On the way back to the site we divert for some diesel and to try to purchase some lip balm. Of course I have masses of lip balm at home but neglected to bring any and in a cold wind with a streaming cold some would be handy. We put some in our basket with the rest of our shopping. Chris is quite indignant to be asked to pay 5p for a carrier bag. When we get to the van I am anxious to apply lip balm and rummage through the hot cross buns and bird seed (yes bird seed – keep reading over the next few days and all will be revealed) – no lip balm. We check our receipt and it turns out we never took it out if the basket.
Day 2 in Wales. There is some sunshine but a biting cold wind sees us dressed in hats, gloves, scarves and thermals. We set off for Caerphilly Castle. Dilemma, do we follow the sat nav or the green CADW symbol? We decide to go with the sat nav and end up on what is described as a mountain. Strange that a castle is not sited on a hill top. We find a car park. We are on time – no sign of Martha. Martha, being Martha will have arrived half an hour ago so we ring her and find she is in another car park. We change car parks and struggle through the wind.
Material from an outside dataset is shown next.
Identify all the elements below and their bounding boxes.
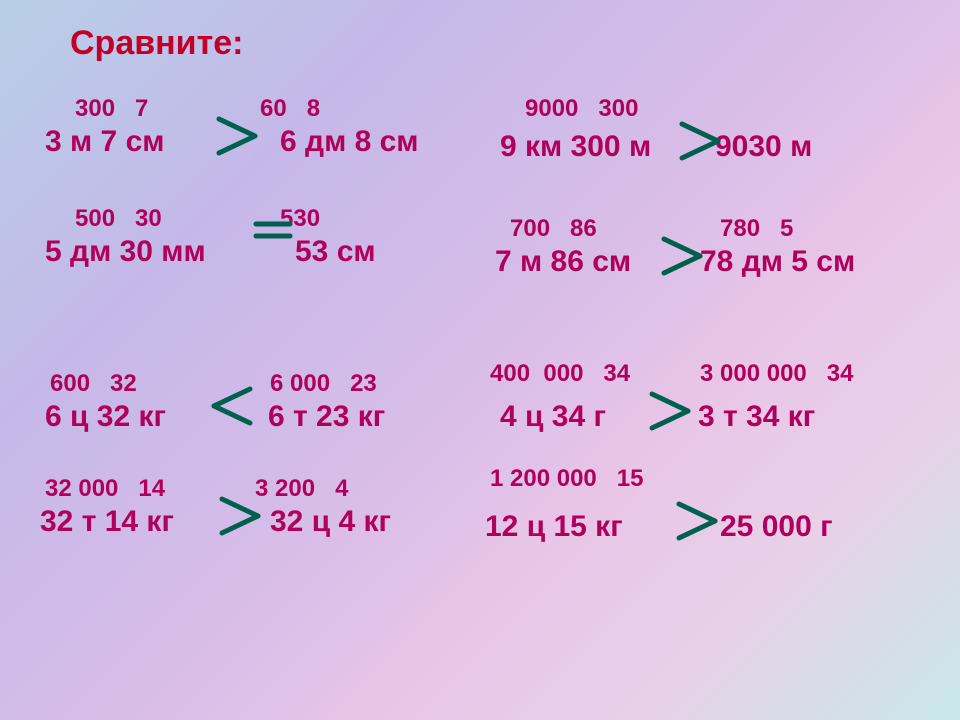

To the largest castle in Wales. It is certainly very imposing, with a scary looking wall that leans out at 10 degrees – a greater angle than the leaning tower of Pisa. The castle was originally built by Gilbert de Clare, also known as Gilbert the Red, Marcher Lord of Glamorgan, who was also responsible for nearby Castle Coch (or the Red Castle). Although earlier than other concentric castles, it does follow this pattern and amazingly the bulk of it was built in just three years 1268-1271. It formed part of a defence against Llywelyn ap Gruffudd.
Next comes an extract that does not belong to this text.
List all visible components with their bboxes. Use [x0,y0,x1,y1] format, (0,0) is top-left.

Gilbert’s daughter Eleanor was married to Hugh Despenser the younger, favourite of Edward II and the Castle passed to them. The Castle had fallen into decay by the sixteenth century, when its stone was used for building projects elsewhere. This is an extensive castle with interesting features such as the ‘in the round’ AV display of events on the castle’s history – requiring 5 projectors and a projected portcullis that goes up and down. I did somehow feel that some opportunities were being missed however. There were some replica siege weapons and the inevitable spiral staircases, mostly going the correct was, giving defenders free use of their sword arms. Spiral staircases, as I have learnt to my cost, are not best accompanied by varifocals. Thus I struggle up and down these. The restoration of the castle took place in 1929, when Lord Bute commissioned repairs to give work to miners, unemployed due to the Great Depression. Now off to the conference – more news from there when I can get an internet connection.